Przedstawione powyżej wydarzenia, są jednymi z najbardziej znanych ciemnych kart początków badań klinicznych. Niewiele jednak osób słyszało o szeregu innych ‘badań’, które współcześnie nie miałyby racji bytu a ich twórcy szybko zostaliby skazani na wiele lat więzienia.

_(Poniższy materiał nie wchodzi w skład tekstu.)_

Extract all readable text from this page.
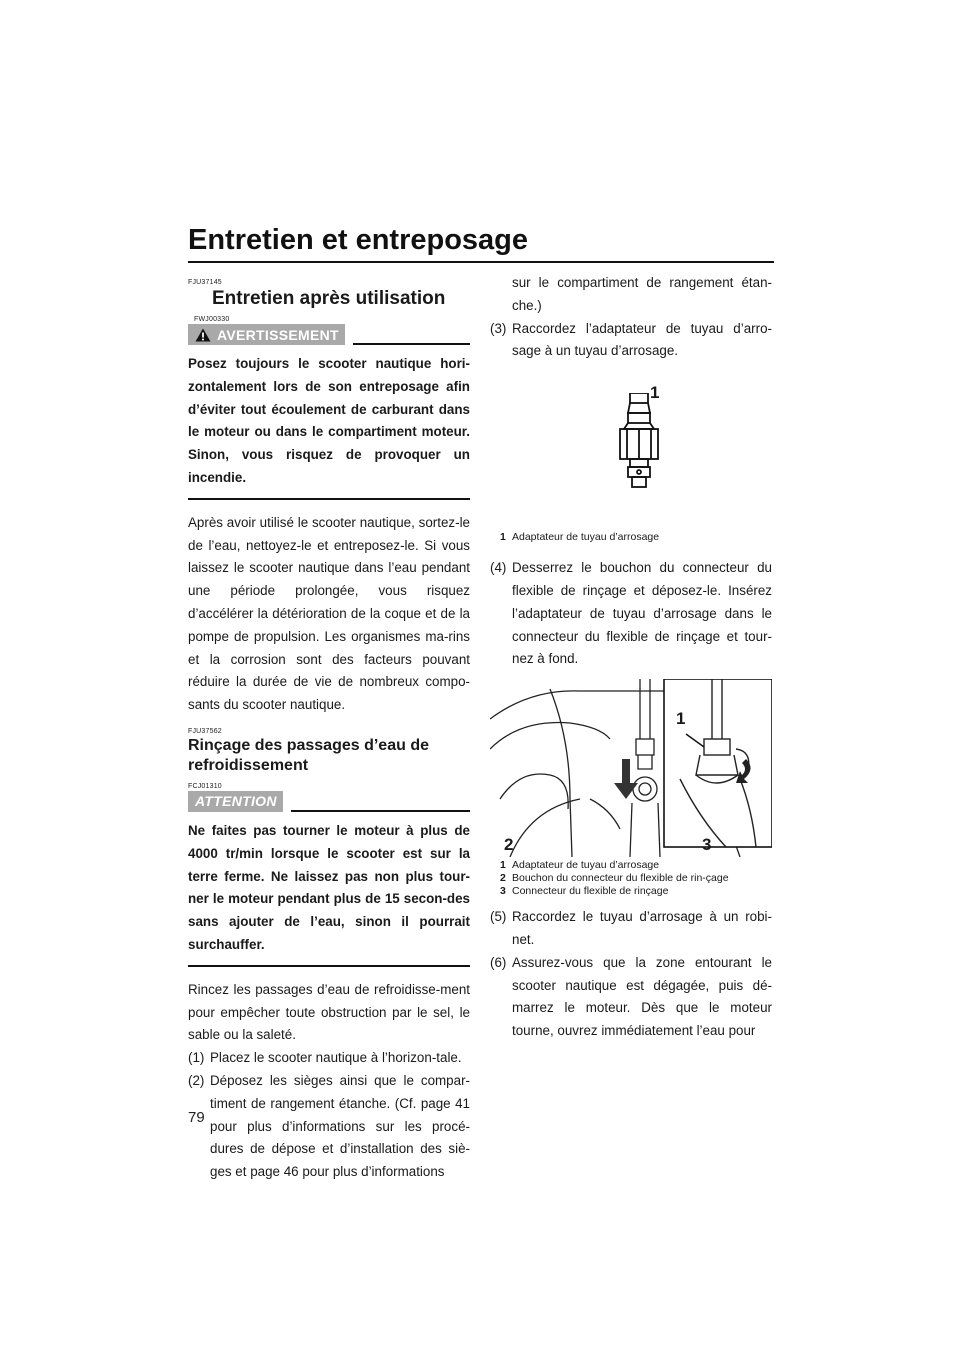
Entretien et entreposage
FJU37145
Entretien après utilisation
FWJ00330
AVERTISSEMENT

Posez toujours le scooter nautique hori-zontalement lors de son entreposage afin d’éviter tout écoulement de carburant dans le moteur ou dans le compartiment moteur. Sinon, vous risquez de provoquer un incendie.

Après avoir utilisé le scooter nautique, sortez-le de l’eau, nettoyez-le et entreposez-le. Si vous laissez le scooter nautique dans l’eau pendant une période prolongée, vous risquez d’accélérer la détérioration de la coque et de la pompe de propulsion. Les organismes ma-rins et la corrosion sont des facteurs pouvant réduire la durée de vie de nombreux compo-sants du scooter nautique.

FJU37562
Rinçage des passages d’eau de refroidissement
FCJ01310
ATTENTION

Ne faites pas tourner le moteur à plus de 4000 tr/min lorsque le scooter est sur la terre ferme. Ne laissez pas non plus tour-ner le moteur pendant plus de 15 secon-des sans ajouter de l’eau, sinon il pourrait surchauffer.

Rincez les passages d’eau de refroidisse-ment pour empêcher toute obstruction par le sel, le sable ou la saleté.

(1) Placez le scooter nautique à l’horizon-tale.
(2) Déposez les sièges ainsi que le compar-timent de rangement étanche. (Cf. page 41 pour plus d’informations sur les procé-dures de dépose et d’installation des siè-ges et page 46 pour plus d’informations

sur le compartiment de rangement étan-che.)

(3) Raccordez l’adaptateur de tuyau d’arro-sage à un tuyau d’arrosage.
1

1 Adaptateur de tuyau d’arrosage

(4) Desserrez le bouchon du connecteur du flexible de rinçage et déposez-le. Insérez l’adaptateur de tuyau d’arrosage dans le connecteur du flexible de rinçage et tour-nez à fond.
1
2	3

1 Adaptateur de tuyau d’arrosage

2 Bouchon du connecteur du flexible de rin-çage

3 Connecteur du flexible de rinçage

(5) Raccordez le tuyau d’arrosage à un robi-net.
(6) Assurez-vous que la zone entourant le scooter nautique est dégagée, puis dé-marrez le moteur. Dès que le moteur tourne, ouvrez immédiatement l’eau pour
79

I tak na przykład:

- w latach 20 XX wieku w jednym z nowojorskich sierocińców prowadzono badania nad szkorbutem polegające na...wyłączeniu z diety dzieci soku z cytrusów stanowiących znaczącą dawkę witaminy C

- w latach 50 XX wieku przeprowadzono analizę reakcji ludzkiego układu immunologicznego w odpowiedzi na wystąpienie zmian nowotworowych - do badania zaangażowano 22 starsze osoby, którym...wstrzyknięto komórki nowotworowe

- w amerykańskim WillowbrookHospital przedmiotem badań była szczepionka przeciwko zapaleniu wątroby – jako ‘model schorzenia’ posłużyło 700 chorych psychicznie dzieci, które zainfekowano żywym wirusem zapalenia wątroby. Podobna historia miała miejsce podczas badań nad lekiem przeciwmalarycznym, kiedy to chore psychicznie osoby zarażono malarią przez transfuzję zainfekowanej krwi.

 

Dziś nie wyobrażamy sobie dopuszczenia do obrotu substancji, która nie przeszła szeregu badań od testów na komórkach, przez testy na zwierzętach aż do kompleksowych badań na szczegółowo scharakteryzowanych przedstawicielach populacji ludzkiej. Należy jednak mieć świadomość, że badania kliniczne, tak jak każda dziedzina nauki kryje mroczne sekrety. Przedstawione powyżej to jedne z najbardziej niechlubnych. Jednak jak się okazuje, również one były potrzebne. Bo to właśnie głównie one doprowadziły do stworzenia kompleksowego protokołu prowadzenia badań na ludziach oraz regulacji prawnych gwarantujących bezpieczeństwo i swobodę podejmowania decyzji pacjentom.